I can’t tell you how long it took to let go, but it was a few years. Emotionally and energetically it was like a tug of war, and sometimes I felt like I was going around in circles. Back and forth. Up and down. It was exhausting. I could still feel his energy and it felt draining. I cried so many tears and my heart and soul felt splintered for longer than I care to admit.
What I didn’t do was search for external validation. I didn’t look for another relationship, or even a casual lover. I knew that would only mask my pain and provide a temporary fix. That’s no way to let go because you’re simply distracting yourself from the inevitable grieving and letting go process. I needed to work through that disconnect from him on every level before jumping into something else. I needed to let go.
I did let go over time. Early on, I muted his social media as a way to pull back. I didn’t have the strength at that time to fully disconnect or block. But I found his viewing of my stories and things a mix of complicated and stressful, but also, I hate to admit, I got a dopamine hit from that and it kept me stuck. Eventually, after about 18 months he stopped that but still reached out from time to time. I realised I was still being drawn in by him. As time moved forward, I just slowly and quietly shut down everything connected to him. It helped. I was finally healing and growing. I was letting go of all the pieces and moments of him.
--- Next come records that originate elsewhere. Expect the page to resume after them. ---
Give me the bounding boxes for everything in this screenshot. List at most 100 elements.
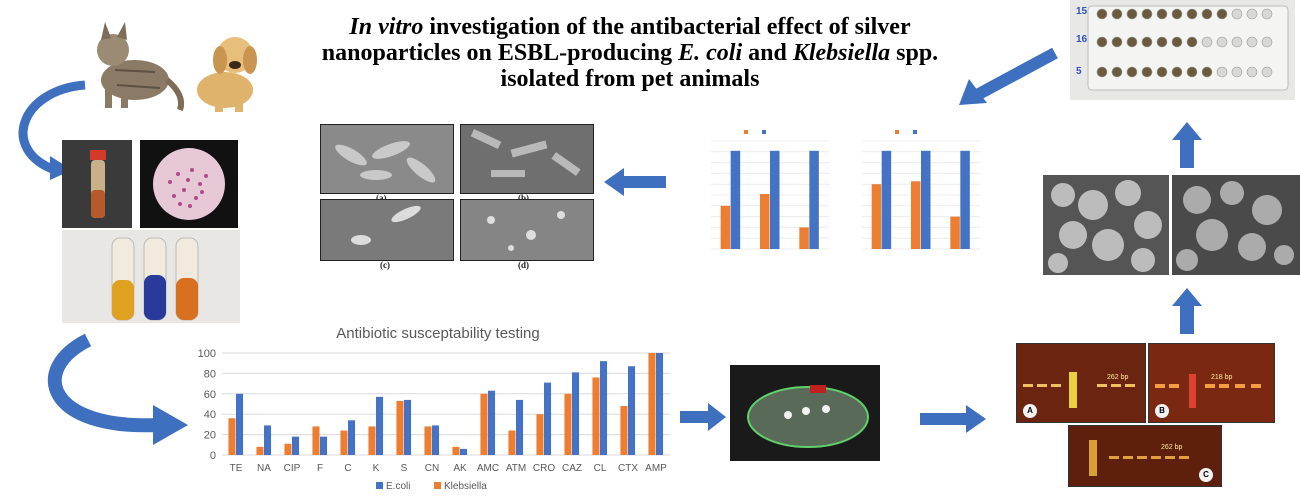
plate-well bbox=[1186, 36, 1198, 48]
x-tick-label: CAZ bbox=[562, 463, 582, 474]
x-tick-label: K bbox=[373, 463, 380, 474]
nanoparticle-bar bbox=[760, 194, 770, 249]
swab-tube-image bbox=[62, 140, 132, 228]
klebsiella-bar bbox=[592, 377, 600, 455]
klebsiella-bar bbox=[368, 426, 376, 455]
bp-label: 262 bp bbox=[1107, 374, 1129, 381]
sem-caption-b: (b) bbox=[518, 193, 529, 203]
nanoparticle-bar bbox=[881, 150, 892, 249]
ecoli-bar bbox=[236, 393, 244, 455]
ecoli-bar bbox=[656, 353, 664, 455]
y-tick-label: 100 bbox=[198, 348, 216, 360]
x-tick-label: F bbox=[317, 463, 323, 474]
nanoparticle-bar bbox=[911, 181, 921, 249]
klebsiella-bar bbox=[284, 443, 292, 455]
nanoparticle-bar bbox=[871, 184, 882, 249]
klebsiella-bar bbox=[256, 446, 264, 455]
plate-well bbox=[1231, 8, 1243, 20]
x-tick-label: CIP bbox=[284, 463, 301, 474]
plate-well bbox=[1231, 36, 1243, 48]
gel-label-a: A bbox=[1023, 404, 1037, 418]
plate-well bbox=[1216, 36, 1228, 48]
arrow-to-sem bbox=[604, 168, 666, 196]
plate-well bbox=[1261, 8, 1273, 20]
plate-row-label: 15 bbox=[1076, 6, 1088, 17]
x-tick-label: AMP bbox=[645, 463, 667, 474]
klebsiella-bar bbox=[564, 393, 572, 455]
plate-row-label: 16 bbox=[1076, 34, 1088, 45]
ecoli-bar bbox=[292, 436, 300, 455]
x-tick-label: C bbox=[344, 463, 351, 474]
klebsiella-bar bbox=[536, 414, 544, 455]
plate-well bbox=[1171, 8, 1183, 20]
y-tick-label: 0 bbox=[210, 450, 216, 462]
nanoparticle-sem-image-2 bbox=[1172, 175, 1300, 275]
gel-label-b: B bbox=[1155, 404, 1169, 418]
disk-diffusion-plate-image bbox=[730, 365, 880, 461]
nanoparticle-bar bbox=[921, 150, 931, 249]
plate-well bbox=[1261, 66, 1273, 78]
legend-swatch-ecoli bbox=[376, 482, 383, 489]
x-tick-label: CRO bbox=[533, 463, 555, 474]
sem-caption-d: (d) bbox=[518, 260, 529, 270]
page-title: In vitro investigation of the antibacter… bbox=[300, 14, 960, 92]
x-tick-label: CL bbox=[594, 463, 607, 474]
legend-label-klebsiella: Klebsiella bbox=[444, 481, 487, 492]
arrow-up-to-nanoparticles bbox=[1172, 288, 1202, 334]
ecoli-bar bbox=[544, 382, 552, 455]
curved-arrow-2 bbox=[47, 333, 188, 445]
plate-well bbox=[1156, 8, 1168, 20]
arrow-to-gels bbox=[920, 405, 986, 433]
plate-well bbox=[1141, 36, 1153, 48]
title-part: investigation of the antibacterial effec… bbox=[321, 14, 911, 66]
plate-well bbox=[1201, 66, 1213, 78]
ecoli-bar bbox=[460, 448, 468, 455]
plate-well bbox=[1111, 36, 1123, 48]
ecoli-bar bbox=[516, 399, 524, 455]
arrow-up-to-plate bbox=[1172, 122, 1202, 168]
sem-caption-a: (a) bbox=[376, 193, 387, 203]
plate-well bbox=[1096, 8, 1108, 20]
sem-image-d bbox=[460, 199, 594, 261]
title-part: In vitro bbox=[349, 14, 424, 40]
pcr-gel-image-a: 262 bp A bbox=[1016, 343, 1146, 423]
legend-label-ecoli: E.coli bbox=[386, 481, 410, 492]
plate-well bbox=[1141, 8, 1153, 20]
gel-label-c: C bbox=[1199, 468, 1213, 482]
ecoli-bar bbox=[488, 390, 496, 455]
legend-swatch bbox=[895, 130, 899, 134]
klebsiella-nanoparticle-chart bbox=[862, 130, 980, 250]
title-part: spp. isolated from pet animals bbox=[500, 40, 939, 92]
y-tick-label: 60 bbox=[204, 389, 216, 401]
ecoli-nanoparticle-chart bbox=[711, 130, 829, 250]
sem-image-c bbox=[320, 199, 454, 261]
plate-well bbox=[1156, 66, 1168, 78]
plate-well bbox=[1246, 36, 1258, 48]
y-tick-label: 20 bbox=[204, 430, 216, 442]
sem-image-a bbox=[320, 124, 454, 194]
microtiter-plate-image: 15 16 5 bbox=[1070, 0, 1295, 100]
sem-image-b bbox=[460, 124, 594, 194]
ecoli-bar bbox=[432, 425, 440, 455]
nanoparticle-bar bbox=[809, 150, 819, 249]
x-tick-label: CTX bbox=[618, 463, 638, 474]
antibiotic-susceptibility-chart: Antibiotic susceptability testing 0 20 40 6… bbox=[198, 325, 670, 492]
y-tick-label: 80 bbox=[204, 368, 216, 380]
nanoparticle-bar bbox=[730, 150, 741, 249]
klebsiella-bar bbox=[480, 393, 488, 455]
ecoli-bar bbox=[376, 396, 384, 455]
x-tick-label: AMC bbox=[477, 463, 499, 474]
pcr-gel-image-c: 262 bp C bbox=[1068, 425, 1222, 487]
ecoli-bar bbox=[628, 366, 636, 455]
legend-swatch bbox=[744, 130, 748, 134]
ecoli-bar bbox=[572, 372, 580, 455]
ecoli-bar bbox=[404, 399, 412, 455]
plate-well bbox=[1201, 36, 1213, 48]
nanoparticle-bar bbox=[770, 150, 780, 249]
bp-label: 262 bp bbox=[1161, 444, 1183, 451]
x-tick-label: AK bbox=[453, 463, 467, 474]
cat-illustration bbox=[97, 22, 185, 111]
plate-well bbox=[1126, 36, 1138, 48]
klebsiella-bar bbox=[312, 426, 320, 455]
plate-well bbox=[1246, 8, 1258, 20]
Several years down the track with a deeper understanding of that relationship and myself, I have a newfound wisdom about letting go. No contact and blocking doesn’t mean you have let go. Jumping into another relationship or casual sex isn’t letting go. Escaping into unhealthy coping mechanisms isn’t letting go. Pretending you feel great and don’t think of them anymore isn’t letting go.
Letting go is a process. It’s raw, honest, and messy. It’s grieving what was and allowing yourself time, space, and grace to acknowledge how you feel. It’s accepting your part in what didn’t work. It’s forgiving yourself and the situation. It also takes strength and courage to recognise it’s time to let go and put things in motion to move forward. It also takes a level of resilience to push yourself forward when there hasn’t been any real closure. Letting go isn’t the easy path, nor is it any sort of weakness.
We are not meant to live in unhappy, unhealthy, abusive, neglectful situations. We are not meant to keep striving and trying if we are miserable and our needs are repeatedly being unmet. We are not meant to “put up” with emotional avoidance, constant selfishness, deception, relationship inequality, or stay in environments where we continue to wither away.
Letting go is f*cking hard. It’s one step forward and three steps backward, or three steps forward and one step backward. But it also leads to a more fulfilled self. It creates space for what’s next. It replaces powerlessness with power.
Sometimes letting go isn’t just the best choice—it’s the only choice.